Image from an edition of Kalīlah wa Dimnah, circa 1210, via Wikimedia Commons.

Elisabeth Piirainen, a German linguist and scholar, calls them “Widespread Idioms,” or WIs. According to her research, the phrase “to get on someone’s nerves” exists in no less than 57 European languages; to “live in/be in an ivory tower” exists in at least 35 European languages and others — and to “shed crocodile tears” occurs in 45 European languages, but also Arabic, Swahili, Persian, various Indian languages, Chinese, Mongolian and more.

How do we account for this?

Some linguists have put forth a theory of “spontaneous metaphorization” — that the human experience makes us naturally hardwired to turn real-life encounters and situations into the same literal constructions across cultures, continents and languages. (This can also be called polygenesis.)

Others chalk it up to a shared ancestral language.

Yet another theory argues that shared idioms owe their existence to calques, or loan translations, or when a speaker of one language takes a phrase from another and translates it literally. (An example would be the English “flea market,” which came from the French marché aux puces.)

Pirrainen, whose book Widespread Idioms in Europe and Beyond is one of the most comprehensive research studies to date, writes that these shared phrases are most likely due to a combination of factors, but says that “common narrative traditions” are responsible for at least half of her identified list.

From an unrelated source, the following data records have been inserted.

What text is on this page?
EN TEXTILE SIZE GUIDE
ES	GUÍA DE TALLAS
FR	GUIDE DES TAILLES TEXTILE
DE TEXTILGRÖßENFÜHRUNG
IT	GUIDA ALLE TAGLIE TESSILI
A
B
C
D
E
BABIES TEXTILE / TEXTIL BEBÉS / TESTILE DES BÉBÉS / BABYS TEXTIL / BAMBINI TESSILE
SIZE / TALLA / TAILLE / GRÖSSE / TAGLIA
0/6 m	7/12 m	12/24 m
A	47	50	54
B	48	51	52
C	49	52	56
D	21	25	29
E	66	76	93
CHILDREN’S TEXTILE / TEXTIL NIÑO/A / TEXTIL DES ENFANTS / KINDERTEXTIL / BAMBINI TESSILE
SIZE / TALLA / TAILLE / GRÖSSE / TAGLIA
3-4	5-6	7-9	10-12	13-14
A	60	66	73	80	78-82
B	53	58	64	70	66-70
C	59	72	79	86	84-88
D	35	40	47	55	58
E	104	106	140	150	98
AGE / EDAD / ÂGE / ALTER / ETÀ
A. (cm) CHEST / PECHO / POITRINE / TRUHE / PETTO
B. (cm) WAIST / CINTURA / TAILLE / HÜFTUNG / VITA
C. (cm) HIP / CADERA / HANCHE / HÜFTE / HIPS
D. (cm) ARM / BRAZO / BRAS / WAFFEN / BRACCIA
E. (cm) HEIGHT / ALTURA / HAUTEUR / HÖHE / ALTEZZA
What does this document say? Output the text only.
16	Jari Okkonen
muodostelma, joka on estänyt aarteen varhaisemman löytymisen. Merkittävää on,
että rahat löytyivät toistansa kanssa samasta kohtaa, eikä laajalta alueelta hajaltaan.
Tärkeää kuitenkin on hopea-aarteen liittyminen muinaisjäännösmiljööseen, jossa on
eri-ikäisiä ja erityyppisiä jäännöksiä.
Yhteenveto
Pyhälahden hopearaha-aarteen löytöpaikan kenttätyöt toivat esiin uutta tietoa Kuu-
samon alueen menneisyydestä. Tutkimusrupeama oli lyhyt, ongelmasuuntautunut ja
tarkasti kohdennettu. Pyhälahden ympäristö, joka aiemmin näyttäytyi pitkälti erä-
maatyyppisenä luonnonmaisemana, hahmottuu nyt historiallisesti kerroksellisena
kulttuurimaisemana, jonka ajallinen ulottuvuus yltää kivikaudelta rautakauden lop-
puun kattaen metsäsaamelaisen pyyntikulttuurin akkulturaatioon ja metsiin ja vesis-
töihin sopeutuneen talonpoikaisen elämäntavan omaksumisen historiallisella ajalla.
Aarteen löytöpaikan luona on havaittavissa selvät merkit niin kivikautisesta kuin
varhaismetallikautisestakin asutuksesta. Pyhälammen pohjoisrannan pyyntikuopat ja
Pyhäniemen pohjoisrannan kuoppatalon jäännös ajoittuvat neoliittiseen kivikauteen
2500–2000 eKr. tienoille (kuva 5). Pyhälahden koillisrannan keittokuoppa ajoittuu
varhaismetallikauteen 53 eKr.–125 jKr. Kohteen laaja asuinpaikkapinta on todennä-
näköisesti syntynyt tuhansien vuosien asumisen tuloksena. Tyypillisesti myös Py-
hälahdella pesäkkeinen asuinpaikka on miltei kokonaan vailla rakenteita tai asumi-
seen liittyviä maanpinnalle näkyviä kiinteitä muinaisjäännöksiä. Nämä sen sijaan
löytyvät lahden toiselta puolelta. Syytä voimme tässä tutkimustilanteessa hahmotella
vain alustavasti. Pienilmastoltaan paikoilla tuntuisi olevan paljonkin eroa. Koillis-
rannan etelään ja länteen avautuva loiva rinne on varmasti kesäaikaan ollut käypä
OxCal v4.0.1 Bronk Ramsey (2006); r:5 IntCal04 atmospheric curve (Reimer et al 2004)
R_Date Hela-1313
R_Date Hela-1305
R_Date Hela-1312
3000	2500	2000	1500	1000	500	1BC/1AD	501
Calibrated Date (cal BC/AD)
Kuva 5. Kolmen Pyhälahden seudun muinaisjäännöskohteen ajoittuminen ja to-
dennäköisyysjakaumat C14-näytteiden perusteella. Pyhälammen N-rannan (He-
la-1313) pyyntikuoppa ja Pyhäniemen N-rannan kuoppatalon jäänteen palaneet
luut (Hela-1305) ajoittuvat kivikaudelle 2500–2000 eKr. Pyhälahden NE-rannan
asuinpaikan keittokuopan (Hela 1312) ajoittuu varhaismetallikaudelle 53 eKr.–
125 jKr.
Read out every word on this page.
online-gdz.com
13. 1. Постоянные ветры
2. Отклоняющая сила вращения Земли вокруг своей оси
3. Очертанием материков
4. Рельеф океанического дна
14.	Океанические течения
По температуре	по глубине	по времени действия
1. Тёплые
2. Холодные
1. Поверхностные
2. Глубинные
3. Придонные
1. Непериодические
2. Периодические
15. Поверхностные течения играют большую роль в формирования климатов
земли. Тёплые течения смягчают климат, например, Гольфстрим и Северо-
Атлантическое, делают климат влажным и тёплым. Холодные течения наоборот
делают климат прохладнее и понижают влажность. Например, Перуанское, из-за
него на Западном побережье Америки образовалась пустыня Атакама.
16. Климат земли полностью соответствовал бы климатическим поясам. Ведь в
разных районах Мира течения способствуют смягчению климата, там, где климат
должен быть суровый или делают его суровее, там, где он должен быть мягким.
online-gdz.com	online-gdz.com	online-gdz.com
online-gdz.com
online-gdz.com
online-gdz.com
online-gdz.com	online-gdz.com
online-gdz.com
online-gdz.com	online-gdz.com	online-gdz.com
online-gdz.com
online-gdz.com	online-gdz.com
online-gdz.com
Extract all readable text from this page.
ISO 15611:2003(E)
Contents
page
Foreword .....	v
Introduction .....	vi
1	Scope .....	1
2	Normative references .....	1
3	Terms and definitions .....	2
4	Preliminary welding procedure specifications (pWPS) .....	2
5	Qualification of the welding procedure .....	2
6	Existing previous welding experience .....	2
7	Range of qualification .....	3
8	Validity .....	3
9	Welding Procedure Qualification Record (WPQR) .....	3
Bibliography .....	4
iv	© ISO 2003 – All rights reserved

Case in point: “To shed crocodile tears,” which means to insincerely express emotion about something, appears in the Panchatantra, a collection of animal fables that appeared in Sanskrit in the third century but is based on narrative tales that are actually far older. (Arabic readers would recognize some of the stories from the collection of animal tales Kalīlah wa Dimnah; and for readers of English, some of the stories share a strong similarity with Aesop’s Fables.)

She also points out that educated elites corresponding in a shared language like Latin probably increased the spread of idioms as well, at least for European languages.

Image from an illustrated Syrian version of Kalīlah wa Dimnah, circa 1354, via Wikimedia Commons.

Theories aside, I don’t know if there’s a phrase to express my delight upon learning that these shared fragments of language exist. As I traverse a seemingly endless ocean of new vocabulary, it’s like sighting a bit of familiar land that tells me that I’m not in such foreign territory after all.